Service and Remembrance A Personal Note

By January 27, 1999 No Comments

There was a time when military service –whether in peace or war — was an honourable expression of civic duty and self-imposed responsibility. This is a personal lament for those days. Still, there are places and institutions where the old customs have some importance.

In mid-November, I do as many Canadians often do. I remember. Cenotaph ceremonies are painful – if only because of the presence of, and speeches by, contemporary politicians who neither understand the meaning of sacrifice, nor care much for soldiers living or dead. Their annual lip-service offends. So I go to a private shrine, the memorial tablets in the front hall of my Fraternity House in Toronto, the Theta Xi Chapter of Zeta Psi.

Admittedly, a College Fraternity may seem like a facile place, where enthusiasm has more importance than reflection. Normally, this is true, but not always. Also, an institution cannot prosper for 120 years if it always lives for the moment and some fraternities do take the idea of brotherhood very seriously indeed.

For those who never joined a Fraternity, a good one is something akin to a social Mafia. Even now, almost 20 years after joining, most of my closest friends are brothers. We go to each other’s weddings and stand as godfathers for each other’s children. In the end, a dwindling circle will go to each other’s funerals. The connections between the past and the present remain strong.

The tablets in the fraternity house contain a mix of names ranging from a who’s who selection of scions from Toronto’s old elite to the sons of more everyday backgrounds. Some names are still borne by living relatives, others only now exist in stone and bronze as those who might have continued a line never came home. Still, in a very real sense, all of these men were (and remain) my brothers. Even if never met them, I am proud of them and always shall be.

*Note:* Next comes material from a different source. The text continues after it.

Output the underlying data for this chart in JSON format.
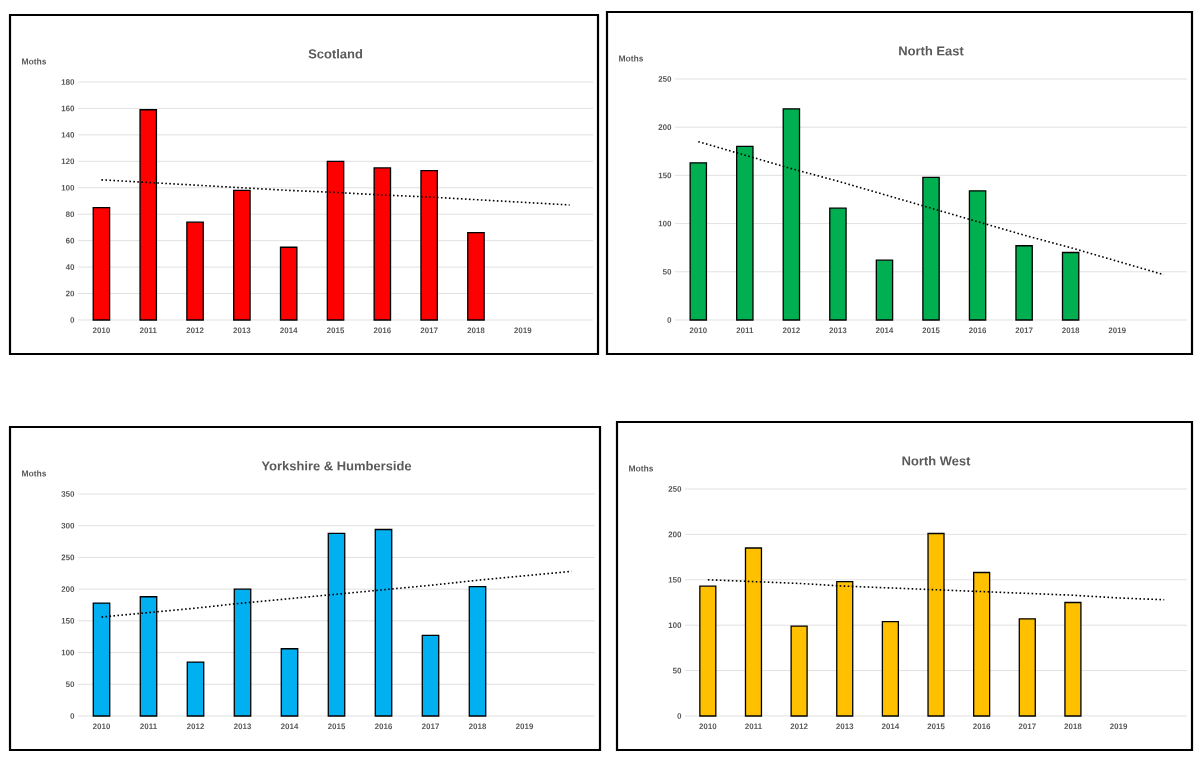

These brothers of mine drowned in the Atlantic in ruptured ships, fell to earth over Germany and Asia, or died in the mud at Vimy Ridge or the Rhineland. The second name on the list of the brothers from 1914-1919 is that of John A. McCrae, the author of “In Flanders Fields”. He was among those who died in a military hospital, as overwork had left him exposed to a fatal case of pneumonia in early 1918. Those of us who read his letters and the accounts of his younger days find it hard to reconcile the bright young spark with the careworn medical officer in khaki. He went through a transformation that most of us have been spared.

In the early days of the Canadian Chapters of Zeta Psi, a number of brothers served in the Northwest Rebellion, and others went to the Boer War. In the First World War, the entire undergraduate class from both the Toronto and Montreal chapters signed up, as did some 90% of recent graduates. Canada’s first Victoria Cross in the war was a posthumous award to a 19 year old brother from the Montreal chapter, Corporal Fred Fisher. He died in the Canadian Army’s baptism of fire at Ypres, manning a machine-gun for just long enough to allow an artillery battery to escape from the advancing Germans.

Between the Wars, many young members served in both the regular forces and the militia. As a result, when the Second World War arrived, they quickly went overseas. Eventually, they were followed by many other brothers. This time none of the Canadian chapters quite emptied out as a result of wartime service, but membership rolls from those days were still very slender.

After the Second World War, Canada’s armed forces became much reduced – and the status of military service became less than what it had been. Still, even today when less than one in 240 Canadians are either in the police or military, the Fraternity still handily exceeds the average. Of some 29 undergraduate members at the time of writing, five are in uniform.

In our fraternity, we all memorize McCrae’s poem in our first year. For many, “In Flander’s Fields” is something to live up to. The image of passing the torch lives strongly, and most do it in their own ways. We take pride in the accomplishments of our brothers – the new VP of International Currencies, the new registered patent, the new article in a medical journal, or even the new Naval Captain.

Now, when the Canadian military is a shadow of its former self — both in spirit and capacity –it is hard to take pride in being a soldier. It has been broken after years of neglect, mostly by politicians who couldn’t care or understand (remember, the vast majority of Canadian politicians, even of the wartime generation, ducked service). The brothers who do volunteer for service rarely make a career of it anymore. Under current conditions, it’s hard to keep faith in the military ethos and difficult to willingly serve in something that seems so unwanted.

Still … our University Fraternity continues strong; changed in appearance perhaps, but the torch of the Brothers from 1914-18, and 1939- 45 still burns brightly. We remember — and the raw stuff of quality is still there in the young men who have never known anything but peace.